China Hacks Expose Communications FlawMilitary, Contractors Construe Breach Reporting Rules Differently
What's as disturbing as the news of the Chinese hacking U.S. defense contractors' systems, revealed in a new Senate report, is that the contractors failed to notify the military of most of those intrusions. Why so? The military and contractors don't interpret contract provisions dealing with breaches the same way.
Most of the publicity arising from the release of the Senate Armed Services Committee report focused on the Chinese hacking critical systems - so, what else is new? But a big takeaway from the study, Inquiry Into Cyber Intrusions Affecting U.S. Transportation Command Contractors, is the failure of military contractors to share cyberthreat information with the Transportation Command, known as Transcom, a unified combatant command that provides transportation and logistics services to the U.S. military.
Information sharing is a hot topic these days, but what good is information sharing if parties can't agree on what information is to be shared?
Information sharing is a hot topic these days, but what good is information sharing if parties can't agree on what information is to be shared? Sometimes, it seems that the contractors and government don't speak the same language, interpreting specific provisions in contracts differently.
"The contract language is ambiguous and none of the contractors with whom the committee discussed the clause interpreted their reporting obligation in a manner consistent with Transcom's intent," the report says.
Source of Confusion
Here's how Senate investigators determined the confusion occurred:
Transcom required its contractors to report intrusions that "affect DoD information." To Transcom, that means contractors must report any intrusion that allows access to a system on which DoD information resides or is in transit. But none of the contractors the committee investigators interviewed interpreted the clause that way.
One contractor, a civilian airline that ferries troops and equipment during a crisis, told investigators that it interpreted the clause to require reporting of intrusions of their systems only if those attacks affected DoD data, for example, through data exfiltration or corruption. Another civilian airline said it interpreted the clause to mean intrusions that only affected nonpublic DoD information.
"Setting aside the lack of common understanding between the command and its contractors about the cyber-incident reporting clause, Transcom's own view that reportable intrusions are limited to those that affect systems on which DoD information resides or transit leaves a critical gap," the report says.
More Protection Needed
Senate Armed Service Committee Chairman Carl Levin, D-Mich., says military divisions must improve the way they communicate cyber-vulnerabilities with other government agencies, including the FBI, as well as with their contractors. "Our findings are a warning that we must do much more to protect strategically significant systems from attack and to share information about intrusions when they do occur," he says.

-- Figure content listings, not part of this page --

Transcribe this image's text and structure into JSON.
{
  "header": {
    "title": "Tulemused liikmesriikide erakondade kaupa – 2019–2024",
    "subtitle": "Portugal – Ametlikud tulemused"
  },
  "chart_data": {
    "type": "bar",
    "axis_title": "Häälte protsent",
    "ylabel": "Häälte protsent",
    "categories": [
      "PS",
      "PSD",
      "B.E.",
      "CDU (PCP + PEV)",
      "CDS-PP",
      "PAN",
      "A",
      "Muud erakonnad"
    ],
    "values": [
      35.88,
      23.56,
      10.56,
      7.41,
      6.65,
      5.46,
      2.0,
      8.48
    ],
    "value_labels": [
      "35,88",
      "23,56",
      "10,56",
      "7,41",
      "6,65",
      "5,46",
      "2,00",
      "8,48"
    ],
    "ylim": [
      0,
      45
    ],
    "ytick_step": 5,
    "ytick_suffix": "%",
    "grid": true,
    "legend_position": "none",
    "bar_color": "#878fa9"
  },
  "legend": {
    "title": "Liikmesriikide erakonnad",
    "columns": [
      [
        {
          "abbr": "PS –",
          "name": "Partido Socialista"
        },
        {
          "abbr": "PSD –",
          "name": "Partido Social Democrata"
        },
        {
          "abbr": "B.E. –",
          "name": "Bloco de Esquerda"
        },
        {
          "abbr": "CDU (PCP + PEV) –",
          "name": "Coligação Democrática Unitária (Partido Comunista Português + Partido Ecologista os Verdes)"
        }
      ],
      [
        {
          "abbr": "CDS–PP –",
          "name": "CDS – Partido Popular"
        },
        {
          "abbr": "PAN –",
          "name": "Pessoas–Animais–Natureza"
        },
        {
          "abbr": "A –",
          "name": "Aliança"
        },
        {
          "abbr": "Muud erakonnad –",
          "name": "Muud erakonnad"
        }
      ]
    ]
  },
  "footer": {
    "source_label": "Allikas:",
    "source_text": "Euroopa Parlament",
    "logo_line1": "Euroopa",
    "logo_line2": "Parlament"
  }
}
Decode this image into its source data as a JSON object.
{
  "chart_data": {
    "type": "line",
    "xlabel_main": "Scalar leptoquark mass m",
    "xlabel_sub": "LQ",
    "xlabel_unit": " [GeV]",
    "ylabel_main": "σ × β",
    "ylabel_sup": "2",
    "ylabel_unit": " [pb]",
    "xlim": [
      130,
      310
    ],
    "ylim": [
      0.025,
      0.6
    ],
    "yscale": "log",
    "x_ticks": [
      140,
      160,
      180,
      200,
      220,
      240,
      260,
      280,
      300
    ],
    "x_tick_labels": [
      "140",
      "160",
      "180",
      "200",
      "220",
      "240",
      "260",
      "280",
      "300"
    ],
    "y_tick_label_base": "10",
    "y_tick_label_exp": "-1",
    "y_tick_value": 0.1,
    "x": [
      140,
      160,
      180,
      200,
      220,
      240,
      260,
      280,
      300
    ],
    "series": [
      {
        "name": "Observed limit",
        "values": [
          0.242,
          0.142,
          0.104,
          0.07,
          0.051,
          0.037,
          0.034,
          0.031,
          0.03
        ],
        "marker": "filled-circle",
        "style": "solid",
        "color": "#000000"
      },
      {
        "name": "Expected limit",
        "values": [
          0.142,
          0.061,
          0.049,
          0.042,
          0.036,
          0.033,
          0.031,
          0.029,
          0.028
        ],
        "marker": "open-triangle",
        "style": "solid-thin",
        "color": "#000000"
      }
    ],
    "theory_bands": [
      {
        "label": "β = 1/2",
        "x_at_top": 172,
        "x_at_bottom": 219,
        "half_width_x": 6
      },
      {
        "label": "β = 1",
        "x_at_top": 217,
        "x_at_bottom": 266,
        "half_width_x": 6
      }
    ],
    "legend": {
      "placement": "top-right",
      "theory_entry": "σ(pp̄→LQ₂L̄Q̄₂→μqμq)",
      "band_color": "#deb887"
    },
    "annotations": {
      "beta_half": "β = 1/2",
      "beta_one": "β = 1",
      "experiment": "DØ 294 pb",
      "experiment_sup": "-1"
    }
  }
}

The panel blamed the lack of contractor cyber-incident reporting on common misunderstandings between contractors and Transcom about the scope of cyber-intrusions that must be reported. Transcom's obliviousness to some intrusions was due to confusion about the rules governing how cyber-related information may be shared and a lack of common understanding between the command and other DoD components about what cyber-information Transcom needs to know.
"It is essential that we put into place a central clearinghouse that makes it easy for critical contractors, particular those that are small businesses, to report suspicious cyber activity without adding a burden to their mission support operations," says Sen. Inhofe, R-Okla., the committee's ranking member.
Committee investigators spent a year, ending in March, investigating the breaches and discovered that in a 12-month period beginning June 1, 2012, there were about 50 intrusions or other cyber-events into the computer networks of Transcom contractors. Investigators attributed at least 20 of those successful intrusions to an advanced persistent threat.
Assaults Originated in China
Investigators attributed the 20 APT intrusions to China. Among the investigation's findings was evidence of:
- A Chinese military intrusion into a Transcom contractor between 2008 and 2010 that compromised e-mails, documents, user passwords and computer code.
- A 2010 intrusion by the Chinese military into the network of a air-carrier contractor in which documents, flight details, credentials and passwords for encrypted e-mail were stolen.
- A 2012 Chinese military intrusion into multiple systems onboard a commercial ship contracted by Transcom.
Investigators found significant gaps in sharing cyber-intrusion information, according to the committee report. For example, while the the FBI or DoD were aware of at least nine successful intrusions by China into Transcom contractors, Transcom was made aware of only two of them.
The senators inserted a provision in the bill that funds Defense Department operations, the National Defense Authorization Act for Fiscal Year 2015, that directs the DoD to improve the way the department disseminates information about cyber-intrusions into the computer network of operationally critical contractors. Committee leaders hope that the proviso in the measure now before the full Senate will help resolve the communications gap that exists between agencies such as Transcom and military contractors.
As Inhofe says, "We must ensure that cyber-intrusions cannot disrupt our mission readiness." Indeed.